Dal punto di vista operativo, la catena di responsabilità è esplicitata: il parere sanitario ha guidato il management verso l’annullamento. La formula «con la massima fermezza» chiarisce la distanza tra il desiderio di non interrompere il calendario live e la priorità assegnata alla tutela della salute. La frase «metterebbe concretamente a rischio la mia salute» delimita il perimetro della decisione alla verifica medica e al contesto meteo, senza altri fattori aggiuntivi.

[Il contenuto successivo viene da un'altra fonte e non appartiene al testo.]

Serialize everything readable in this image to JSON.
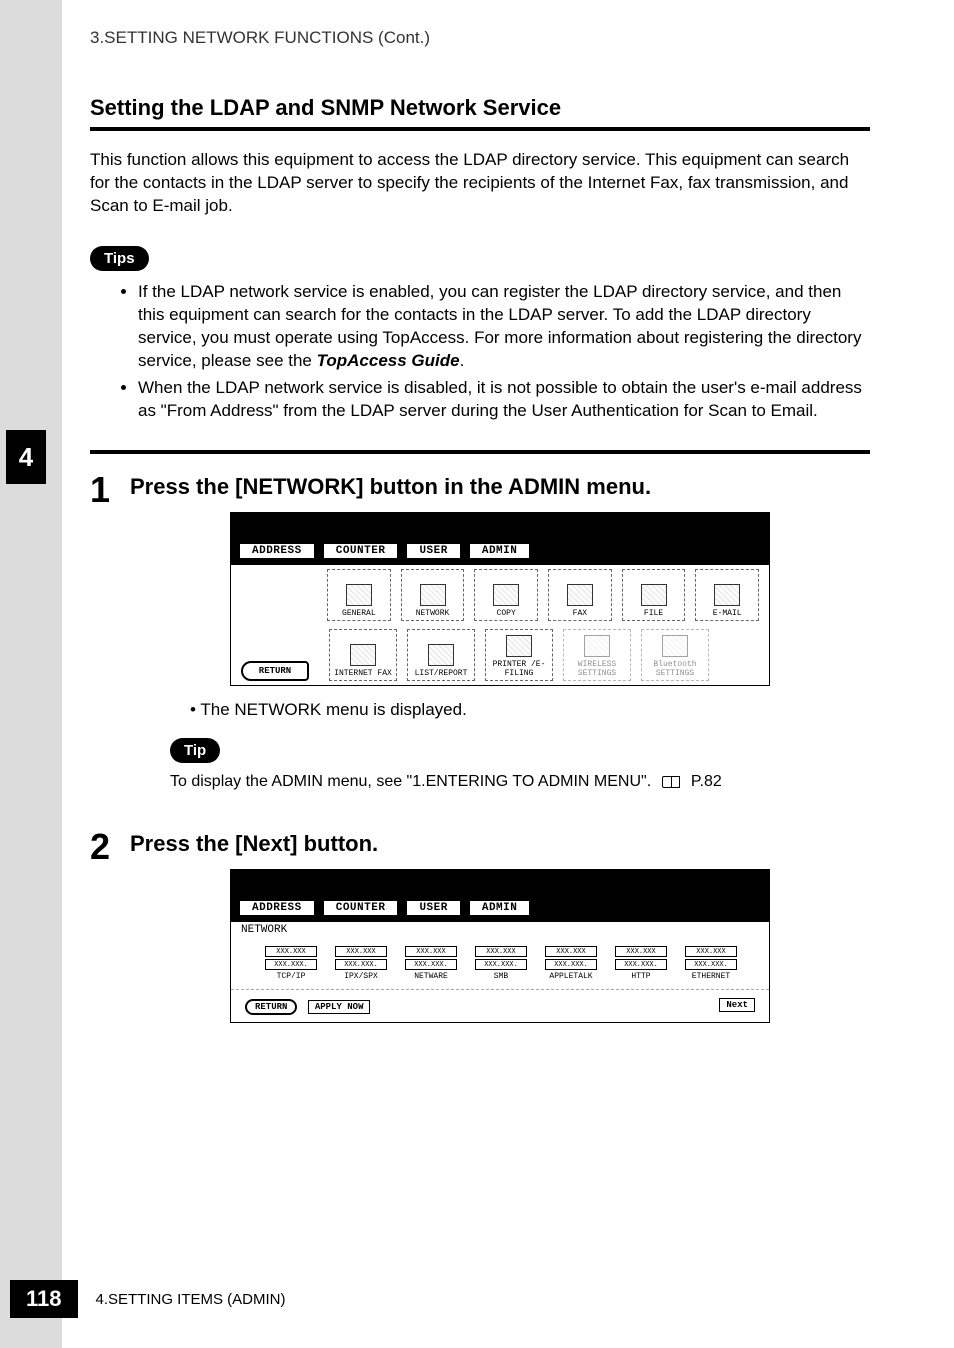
{
  "breadcrumb": "3.SETTING NETWORK FUNCTIONS (Cont.)",
  "section_title": "Setting the LDAP and SNMP Network Service",
  "intro": "This function allows this equipment to access the LDAP directory service.  This equipment can search for the contacts in the LDAP server to specify the recipients of the Internet Fax, fax transmission, and Scan to E-mail job.",
  "tips_label": "Tips",
  "tips": [
    {
      "prefix": "If the LDAP network service is enabled, you can register the LDAP directory service, and then this equipment can search for the contacts in the LDAP server.  To add the LDAP directory service, you must operate using TopAccess.  For more information about registering the directory service, please see the ",
      "emphasis": "TopAccess Guide",
      "suffix": "."
    },
    {
      "prefix": "When the LDAP network service is disabled, it is not possible to obtain the user's e-mail address as \"From Address\" from the LDAP server during the User Authentication for Scan to Email.",
      "emphasis": "",
      "suffix": ""
    }
  ],
  "side_chapter": "4",
  "step1": {
    "num": "1",
    "title": "Press the [NETWORK] button in the ADMIN menu.",
    "tabs": [
      "ADDRESS",
      "COUNTER",
      "USER",
      "ADMIN"
    ],
    "row1": [
      "GENERAL",
      "NETWORK",
      "COPY",
      "FAX",
      "FILE",
      "E-MAIL"
    ],
    "row2": [
      "INTERNET FAX",
      "LIST/REPORT",
      "PRINTER /E-FILING",
      "WIRELESS SETTINGS",
      "Bluetooth SETTINGS"
    ],
    "return": "RETURN",
    "after": "The NETWORK menu is displayed."
  },
  "tip_label": "Tip",
  "tip_ref_prefix": "To display the ADMIN menu, see \"1.ENTERING TO ADMIN MENU\".",
  "tip_ref_page": "P.82",
  "step2": {
    "num": "2",
    "title": "Press the [Next] button.",
    "tabs": [
      "ADDRESS",
      "COUNTER",
      "USER",
      "ADMIN"
    ],
    "subhead": "NETWORK",
    "row1": [
      "TCP/IP",
      "IPX/SPX",
      "NETWARE",
      "SMB",
      "APPLETALK",
      "HTTP",
      "ETHERNET"
    ],
    "placeholder": "XXX.XXX",
    "placeholder2": "XXX.XXX.",
    "return": "RETURN",
    "apply": "APPLY NOW",
    "next": "Next"
  },
  "footer": {
    "page": "118",
    "text": "4.SETTING ITEMS (ADMIN)"
  }
}
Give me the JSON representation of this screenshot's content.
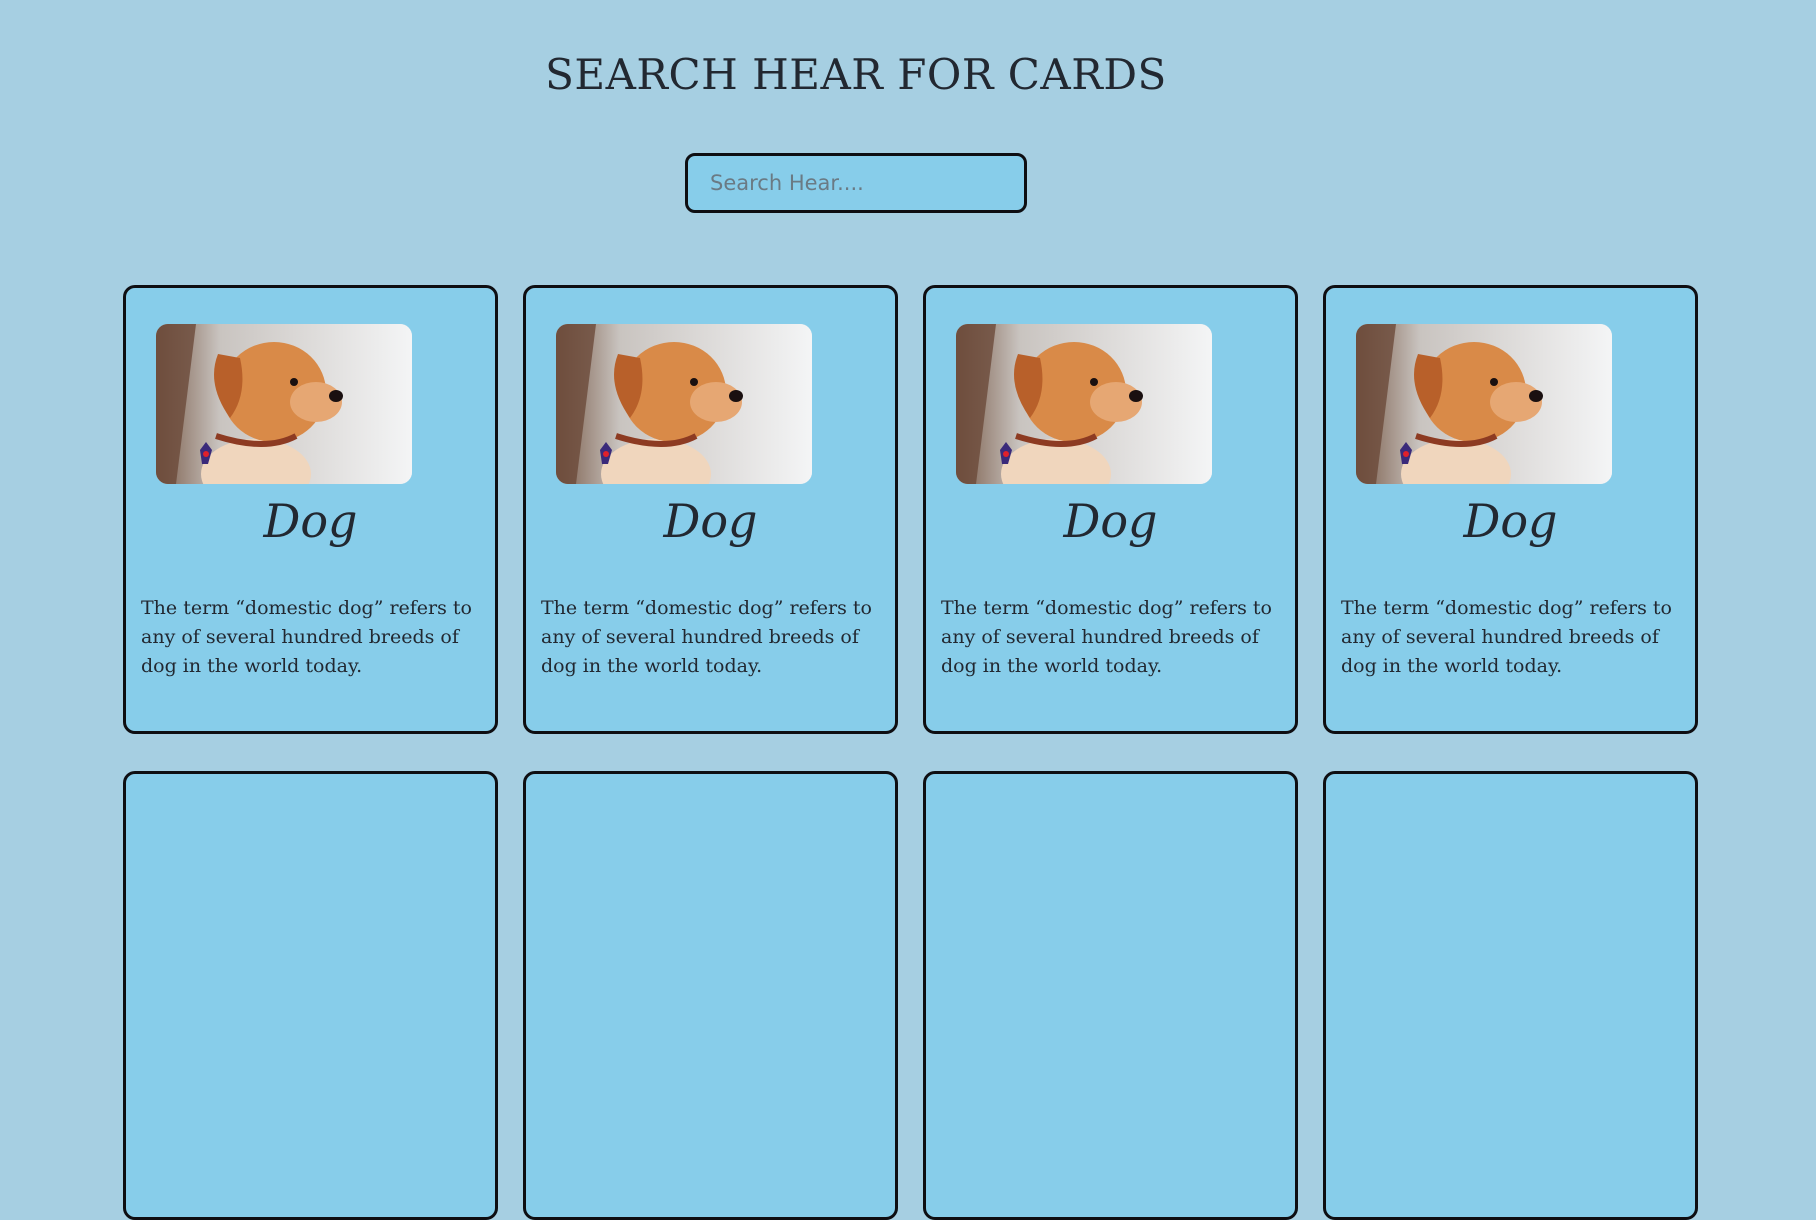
{
  "page": {
    "title": "SEARCH HEAR FOR CARDS",
    "search": {
      "placeholder": "Search Hear....",
      "value": ""
    }
  },
  "cards": [
    {
      "title": "Dog",
      "image_icon": "puppy-photo",
      "text": "The term “domestic dog” refers to any of several hundred breeds of dog in the world today."
    },
    {
      "title": "Dog",
      "image_icon": "puppy-photo",
      "text": "The term “domestic dog” refers to any of several hundred breeds of dog in the world today."
    },
    {
      "title": "Dog",
      "image_icon": "puppy-photo",
      "text": "The term “domestic dog” refers to any of several hundred breeds of dog in the world today."
    },
    {
      "title": "Dog",
      "image_icon": "puppy-photo",
      "text": "The term “domestic dog” refers to any of several hundred breeds of dog in the world today."
    }
  ],
  "colors": {
    "background": "#a6cfe2",
    "card": "#87cdea",
    "border": "#0e0e12",
    "text": "#222831"
  }
}
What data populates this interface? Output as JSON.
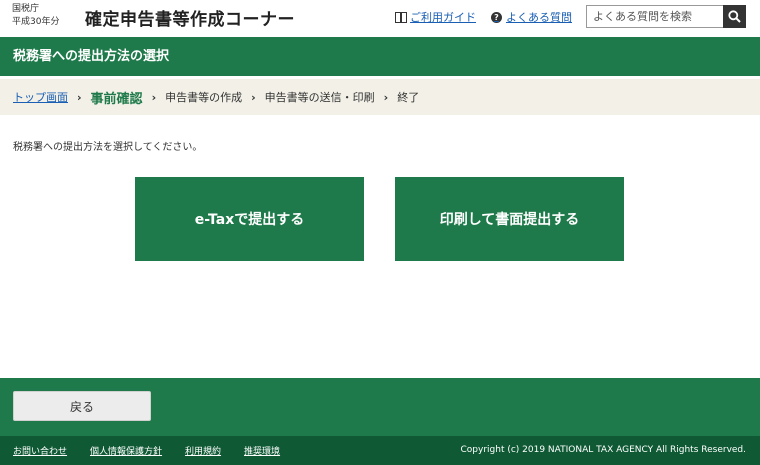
{
  "header": {
    "agency": "国税庁",
    "year": "平成30年分",
    "title": "確定申告書等作成コーナー",
    "guide_link": "ご利用ガイド",
    "faq_link": "よくある質問",
    "search_placeholder": "よくある質問を検索"
  },
  "page_title": "税務署への提出方法の選択",
  "breadcrumb": {
    "items": [
      "トップ画面",
      "事前確認",
      "申告書等の作成",
      "申告書等の送信・印刷",
      "終了"
    ],
    "current_index": 1
  },
  "main": {
    "instruction": "税務署への提出方法を選択してください。",
    "etax_button": "e-Taxで提出する",
    "print_button": "印刷して書面提出する"
  },
  "footer": {
    "back_button": "戻る",
    "links": [
      "お問い合わせ",
      "個人情報保護方針",
      "利用規約",
      "推奨環境"
    ],
    "copyright": "Copyright (c) 2019 NATIONAL TAX AGENCY All Rights Reserved."
  },
  "colors": {
    "primary_green": "#1e7a4a",
    "dark_green": "#0f5a35",
    "breadcrumb_bg": "#f2f0e7",
    "link_blue": "#1a5fb4"
  },
  "icons": {
    "guide": "book-icon",
    "faq": "question-circle-icon",
    "search": "search-icon"
  }
}
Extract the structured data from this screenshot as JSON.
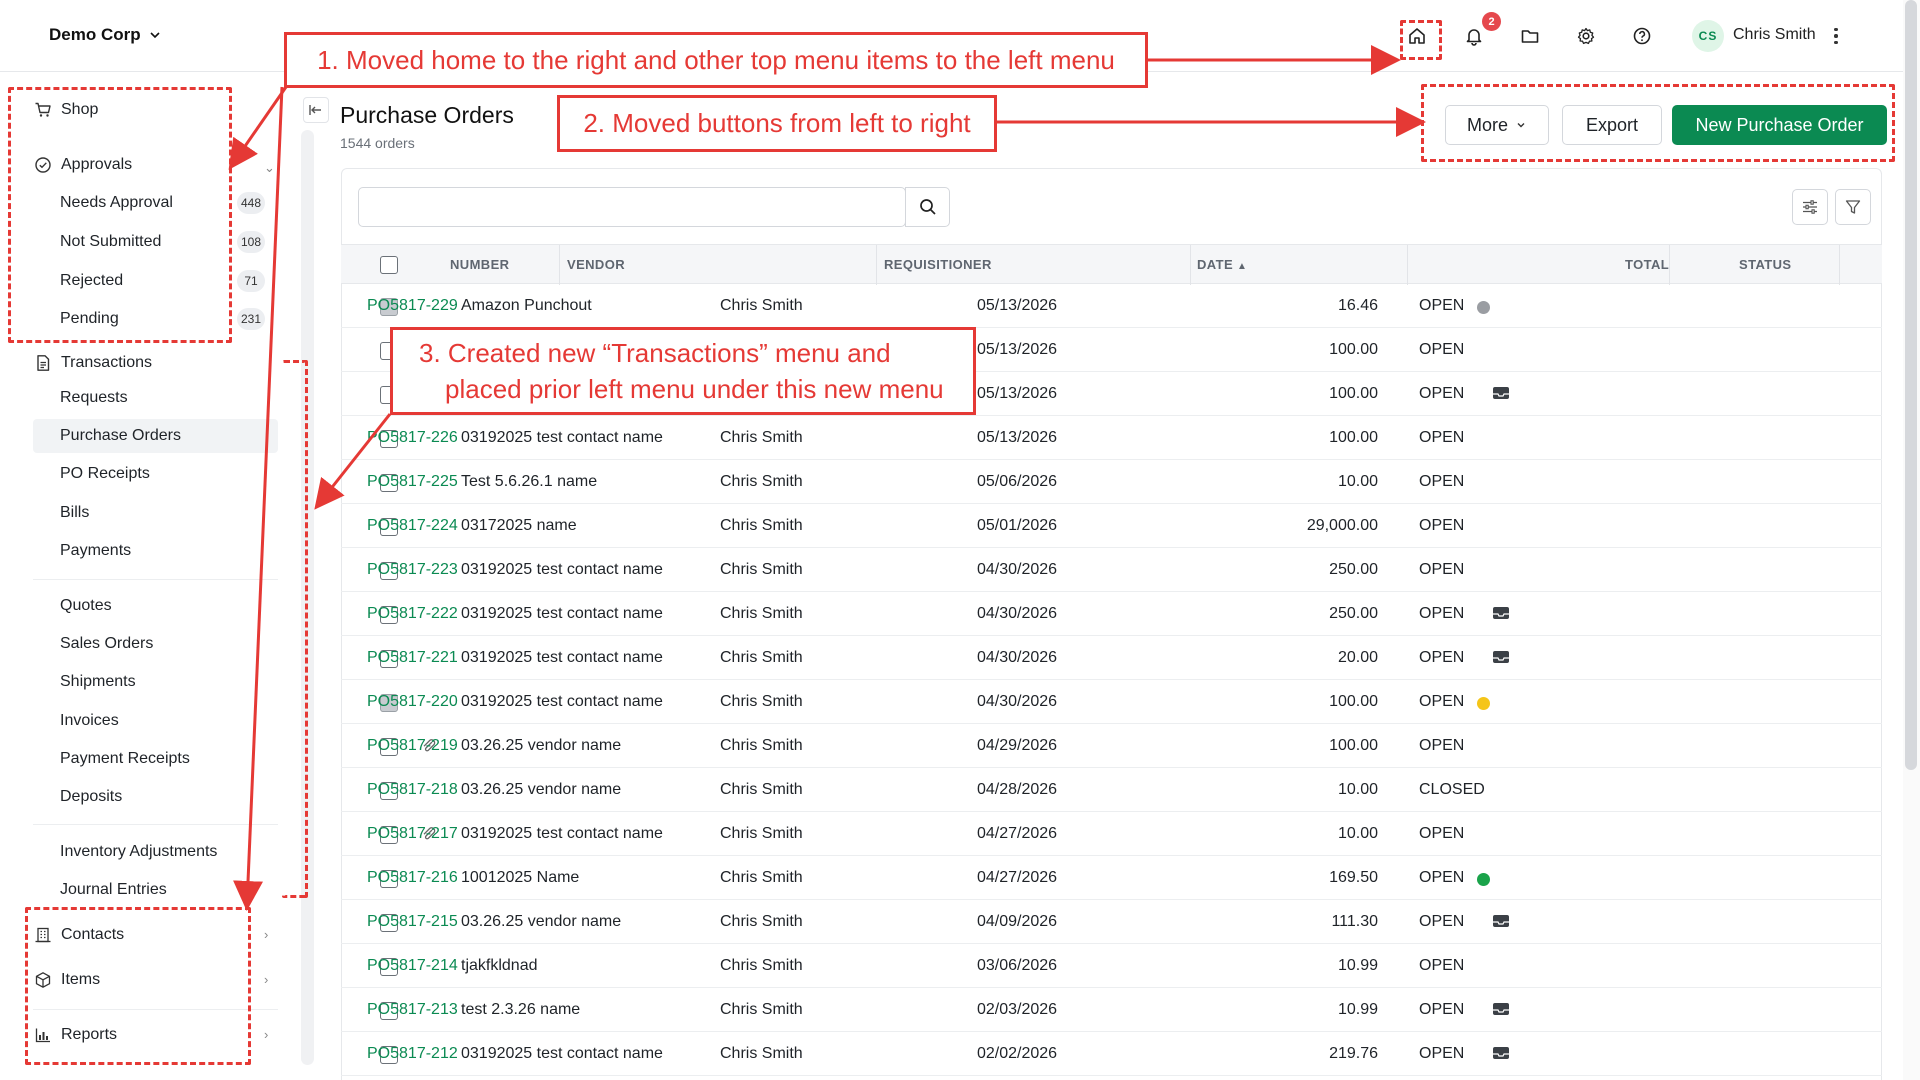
{
  "header": {
    "company": "Demo Corp",
    "notification_count": "2",
    "user_initials": "CS",
    "user_name": "Chris Smith"
  },
  "sidebar": {
    "shop": "Shop",
    "approvals": "Approvals",
    "approval_items": [
      {
        "label": "Needs Approval",
        "count": "448"
      },
      {
        "label": "Not Submitted",
        "count": "108"
      },
      {
        "label": "Rejected",
        "count": "71"
      },
      {
        "label": "Pending",
        "count": "231"
      }
    ],
    "transactions": "Transactions",
    "transaction_items": [
      "Requests",
      "Purchase Orders",
      "PO Receipts",
      "Bills",
      "Payments",
      "Quotes",
      "Sales Orders",
      "Shipments",
      "Invoices",
      "Payment Receipts",
      "Deposits",
      "Inventory Adjustments",
      "Journal Entries"
    ],
    "contacts": "Contacts",
    "items": "Items",
    "reports": "Reports"
  },
  "page": {
    "title": "Purchase Orders",
    "subtitle": "1544 orders",
    "more_label": "More",
    "export_label": "Export",
    "new_label": "New Purchase Order",
    "search_placeholder": ""
  },
  "table": {
    "columns": [
      "NUMBER",
      "VENDOR",
      "REQUISITIONER",
      "DATE",
      "TOTAL",
      "STATUS"
    ],
    "rows": [
      {
        "number": "PO5817-229",
        "vendor": "Amazon Punchout",
        "req": "Chris Smith",
        "date": "05/13/2026",
        "total": "16.46",
        "status": "OPEN",
        "marker": "dot-gray",
        "check": "gray"
      },
      {
        "number": "",
        "vendor": "",
        "req": "",
        "date": "05/13/2026",
        "total": "100.00",
        "status": "OPEN",
        "marker": "",
        "check": ""
      },
      {
        "number": "",
        "vendor": "",
        "req": "",
        "date": "05/13/2026",
        "total": "100.00",
        "status": "OPEN",
        "marker": "inbox",
        "check": ""
      },
      {
        "number": "PO5817-226",
        "vendor": "03192025 test contact name",
        "req": "Chris Smith",
        "date": "05/13/2026",
        "total": "100.00",
        "status": "OPEN",
        "marker": "",
        "check": ""
      },
      {
        "number": "PO5817-225",
        "vendor": "Test 5.6.26.1 name",
        "req": "Chris Smith",
        "date": "05/06/2026",
        "total": "10.00",
        "status": "OPEN",
        "marker": "",
        "check": ""
      },
      {
        "number": "PO5817-224",
        "vendor": "03172025 name",
        "req": "Chris Smith",
        "date": "05/01/2026",
        "total": "29,000.00",
        "status": "OPEN",
        "marker": "",
        "check": ""
      },
      {
        "number": "PO5817-223",
        "vendor": "03192025 test contact name",
        "req": "Chris Smith",
        "date": "04/30/2026",
        "total": "250.00",
        "status": "OPEN",
        "marker": "",
        "check": ""
      },
      {
        "number": "PO5817-222",
        "vendor": "03192025 test contact name",
        "req": "Chris Smith",
        "date": "04/30/2026",
        "total": "250.00",
        "status": "OPEN",
        "marker": "inbox",
        "check": ""
      },
      {
        "number": "PO5817-221",
        "vendor": "03192025 test contact name",
        "req": "Chris Smith",
        "date": "04/30/2026",
        "total": "20.00",
        "status": "OPEN",
        "marker": "inbox",
        "check": ""
      },
      {
        "number": "PO5817-220",
        "vendor": "03192025 test contact name",
        "req": "Chris Smith",
        "date": "04/30/2026",
        "total": "100.00",
        "status": "OPEN",
        "marker": "dot-yellow",
        "check": "gray"
      },
      {
        "number": "PO5817-219",
        "vendor": "03.26.25 vendor name",
        "req": "Chris Smith",
        "date": "04/29/2026",
        "total": "100.00",
        "status": "OPEN",
        "marker": "",
        "check": "",
        "clip": true
      },
      {
        "number": "PO5817-218",
        "vendor": "03.26.25 vendor name",
        "req": "Chris Smith",
        "date": "04/28/2026",
        "total": "10.00",
        "status": "CLOSED",
        "marker": "",
        "check": ""
      },
      {
        "number": "PO5817-217",
        "vendor": "03192025 test contact name",
        "req": "Chris Smith",
        "date": "04/27/2026",
        "total": "10.00",
        "status": "OPEN",
        "marker": "",
        "check": "",
        "clip": true
      },
      {
        "number": "PO5817-216",
        "vendor": "10012025 Name",
        "req": "Chris Smith",
        "date": "04/27/2026",
        "total": "169.50",
        "status": "OPEN",
        "marker": "dot-green",
        "check": ""
      },
      {
        "number": "PO5817-215",
        "vendor": "03.26.25 vendor name",
        "req": "Chris Smith",
        "date": "04/09/2026",
        "total": "111.30",
        "status": "OPEN",
        "marker": "inbox",
        "check": ""
      },
      {
        "number": "PO5817-214",
        "vendor": "tjakfkldnad",
        "req": "Chris Smith",
        "date": "03/06/2026",
        "total": "10.99",
        "status": "OPEN",
        "marker": "",
        "check": ""
      },
      {
        "number": "PO5817-213",
        "vendor": "test 2.3.26 name",
        "req": "Chris Smith",
        "date": "02/03/2026",
        "total": "10.99",
        "status": "OPEN",
        "marker": "inbox",
        "check": ""
      },
      {
        "number": "PO5817-212",
        "vendor": "03192025 test contact name",
        "req": "Chris Smith",
        "date": "02/02/2026",
        "total": "219.76",
        "status": "OPEN",
        "marker": "inbox",
        "check": ""
      }
    ]
  },
  "annotations": {
    "note1": "1. Moved home to the right and other top menu items to the left menu",
    "note2": "2. Moved buttons from left to right",
    "note3_line1": "3. Created new “Transactions” menu and",
    "note3_line2": "placed prior left menu under this new menu"
  },
  "colors": {
    "accent": "#0b8a52",
    "annotation": "#e53935",
    "badge": "#e5484d",
    "dot_gray": "#9a9da2",
    "dot_yellow": "#f5c518",
    "dot_green": "#1aa34a"
  },
  "icons": {
    "home": "home-icon",
    "bell": "bell-icon",
    "folder": "folder-icon",
    "settings": "gear-icon",
    "help": "help-icon",
    "cart": "cart-icon",
    "approvals": "check-circle-icon",
    "transactions": "document-icon",
    "contacts": "building-icon",
    "items": "box-icon",
    "reports": "bar-chart-icon"
  }
}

Il riferimento alla piazza del Lazzaretto e all’allestimento all’aperto aggiunge un elemento oggettivo: l’esposizione prolungata al caldo incide su tenuta fisica, idratazione e possibilità di recupero tra i brani. In questo quadro, la scelta di fermarsi viene indicata come l’unica compatibile con standard minimi di sicurezza.
Rimborsi e scadenze dei biglietti
Le istruzioni per i titolari dei biglietti sono operative. Per gli acquisti effettuati online, il rimborso avverrà in automatico attraverso il metodo di pagamento utilizzato in fase d’ordine. Chi ha comprato in un punto vendita Ticketone dovrà inoltrare la richiesta sul portale www.rimborsi-ticketone.it entro e non oltre il 15 luglio.
La comunicazione precisa che le tempistiche di accredito per gli acquisti via web dipendono dai flussi dei gestori e possono variare in base al circuito utilizzato. Per chi ha acquistato in negozio, la richiesta tramite il portale indicato è l’unica procedura prevista; oltre tale canale non sono contemplate modalità alternative. Il 15 luglio rappresenta il termine ultimo per inserire la domanda relativa ai biglietti emessi da punti vendita fisici.
La cantante ha ribadito che le modalità di rimborso sono parte integrante dell’annuncio di cancellazione e che i canali di vendita restano l’unico riferimento per chiarimenti e assistenza. Non sono richiesti adempimenti aggiuntivi per gli acquisti online, mentre per i titoli emessi allo sportello è necessario completare la procedura digitale sul sito dedicato.
Nessun recupero annunciato e profilo dell’artista
Al momento non sono state diffuse date alternative per recuperare la tappa di Bergamo. Non risultano indicazioni ufficiali su riprogrammazioni o trasferimenti dell’evento in altra sede. La comunicazione resta circoscritta all’annullamento motivato da ragioni mediche e alle relative istruzioni per i rimborsi.
Loredana Carmela Rosaria Bertè è nata a Bagnara Calabra il 20 settembre 1950; è in attività dal 1974 e ha pubblicato 30 album. Ha partecipato complessivamente a dodici edizioni del Festival di Sanremo, ottenendo nel 2024 il Premio della Critica “Mia Martini” con il brano «Pazza».
Nella sua dichiarazione, oltre alla motivazione tecnica, l’artista ha ringraziato il pubblico e ha legato la scelta al principio di responsabilità verso la propria salute e verso chi partecipa agli spettacoli. L’equilibrio tra la spinta a restare sul palco e le condizioni climatiche descritte come «eccezionali e anomale» viene così risolto nell’ottica della prevenzione.
I canali ufficiali di vendita e assistenza restano attivi per ogni esigenza collegata alla data annullata del Lazzaretto di Bergamo. Per gli acquisti in punto vendita, la procedura su www.rimborsi-ticketone.it con scadenza al 15 luglio costituisce il passaggio obbligato per ottenere il rimborso.